暗黒物質は、電磁力に反応せず、光を放射、吸収、反射しないため、直接観測することはできません。
そのためもし重さ10㎏の暗黒物質の拳(暗黒拳)で殴られたとしても、通常の物質でできた私たちの体は何も感じることなくすり抜けてしまうでしょう。
暗黒物質が何であるかはまだわかっていませんが、重力を発したり、重力の影響を受けることだけは判明しており、その存在の証拠も観測されています。
その最たる例が銀河を回る星々の動きにみられます。
銀河系の星々はニュートンの運動法則に従うならば、中心部の星は早く、外縁部の星はゆっくりと銀河を回転しているハズです。

太陽系の惑星でも一番内側の水星の公転速度は速いですが、海王星や冥王星はゆっくりとした速度で公転しているのと同じです。

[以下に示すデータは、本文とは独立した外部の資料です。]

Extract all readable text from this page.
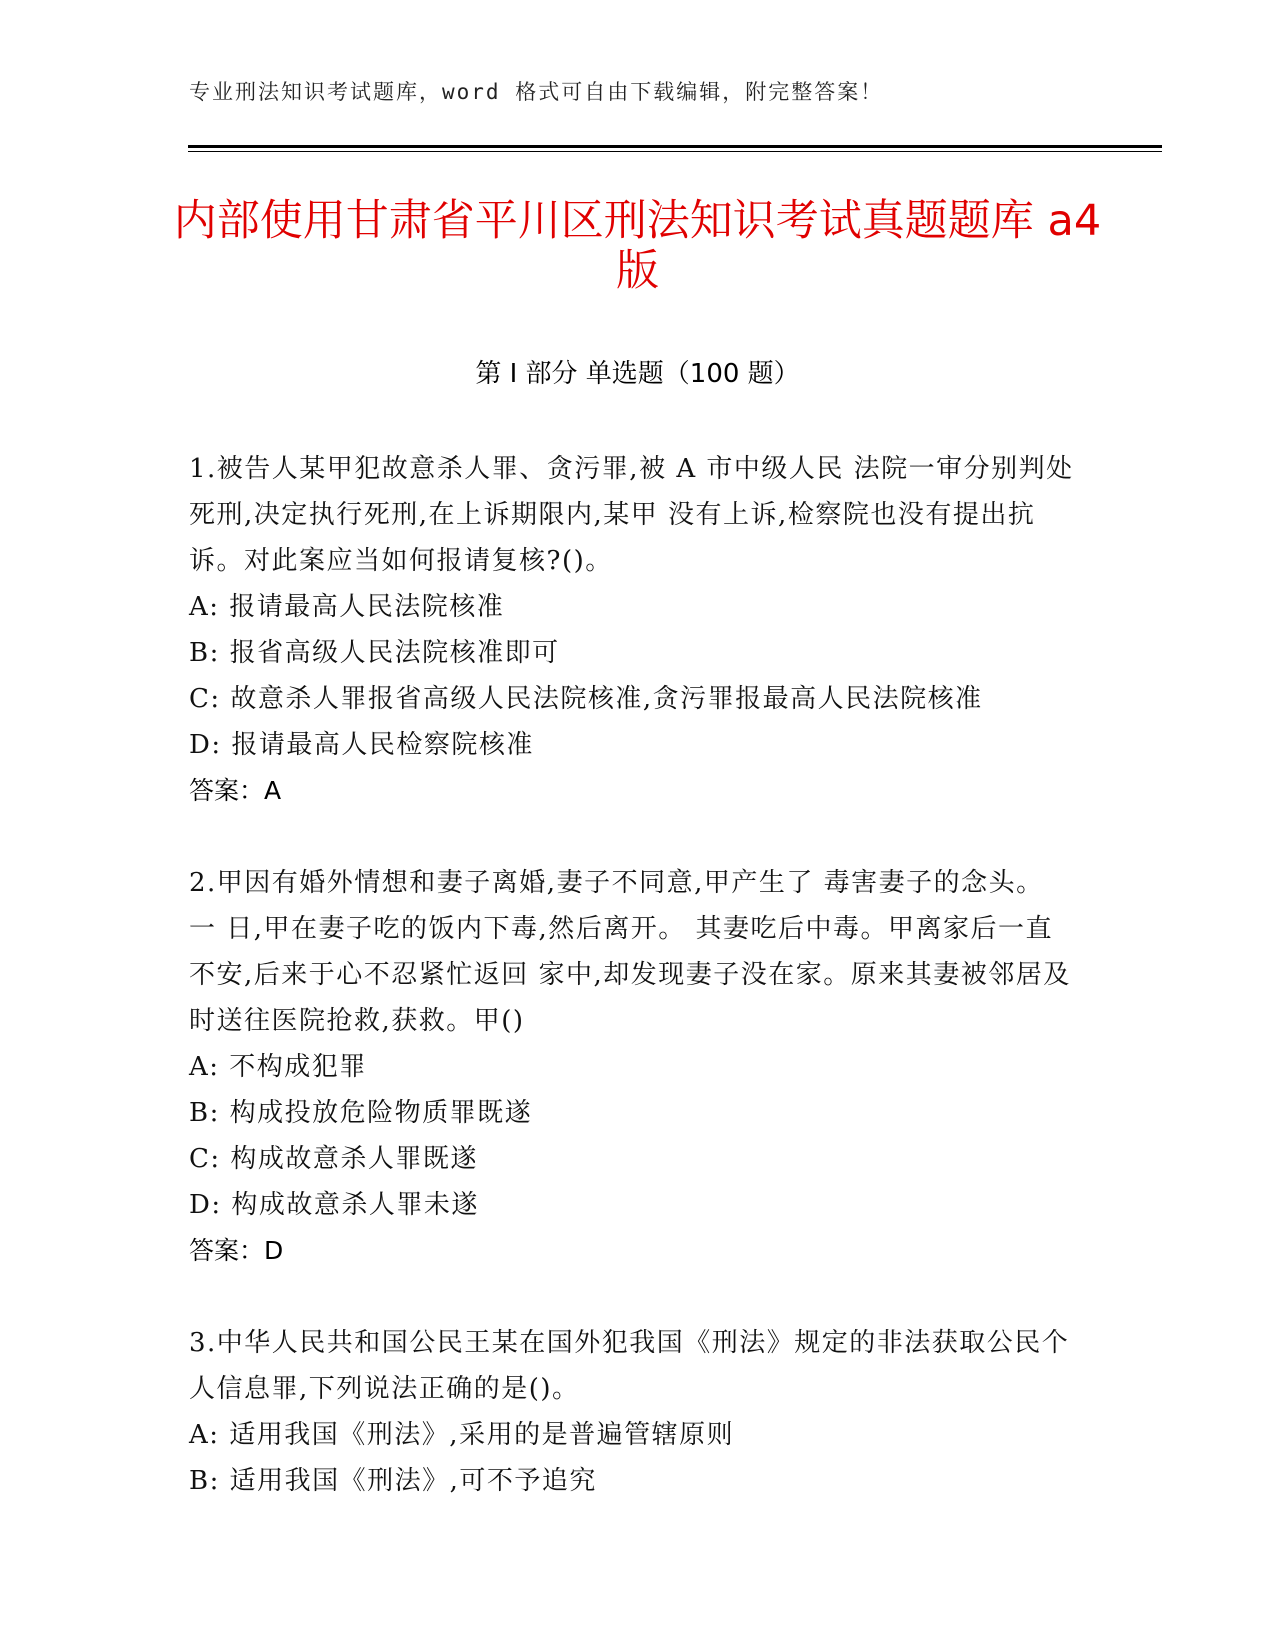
专业刑法知识考试题库，word 格式可自由下载编辑，附完整答案！
内部使用甘肃省平川区刑法知识考试真题题库 a4 版
第 I 部分 单选题（100 题）
1.被告人某甲犯故意杀人罪、贪污罪,被 A 市中级人民 法院一审分别判处死刑,决定执行死刑,在上诉期限内,某甲 没有上诉,检察院也没有提出抗诉。对此案应当如何报请复核?()。
A: 报请最高人民法院核准
B: 报省高级人民法院核准即可
C: 故意杀人罪报省高级人民法院核准,贪污罪报最高人民法院核准
D: 报请最高人民检察院核准
答案：A
2.甲因有婚外情想和妻子离婚,妻子不同意,甲产生了 毒害妻子的念头。 一 日,甲在妻子吃的饭内下毒,然后离开。 其妻吃后中毒。甲离家后一直不安,后来于心不忍紧忙返回 家中,却发现妻子没在家。原来其妻被邻居及时送往医院抢救,获救。甲()
A: 不构成犯罪
B: 构成投放危险物质罪既遂
C: 构成故意杀人罪既遂
D: 构成故意杀人罪未遂
答案：D
3.中华人民共和国公民王某在国外犯我国《刑法》规定的非法获取公民个人信息罪,下列说法正确的是()。
A: 适用我国《刑法》,采用的是普遍管辖原则
B: 适用我国《刑法》,可不予追究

しかし銀河の星々の回転速度を調べたところ、銀河系の中心部も外側もほぼ同じ速度で回転していることが判明します。
(※つまり外側が想定よりも早く動いていたのです)
この状況をニュートンの法則に基づいて計算を行ったところ、目に見える物質のおよそ10倍の「何か」が銀河全体を包み込んで、重力を発しているという結果が得られます。
この見えない何かが「暗黒物質」と呼ばれる存在です。
既存の理論では、いわゆる暗黒物質もこのビッグバンによって生成されたとされています。
再び水の蒸発で例えるなら、ビッグバン前の宇宙を砂糖(通常の物質)と塩(暗黒物質)が溶けている状態の水だとすると、ビッグバンによって水が気化(相転移)したことで砂糖の結晶と塩の結晶が両方一度に現れたと言えるでしょう。
暗黒物質をうみだす暗黒ビッグバン

暗黒物質の理論が提唱されてから40年、物理学者は暗黒物質を検出するために、さまざまな検出器を構築してきました。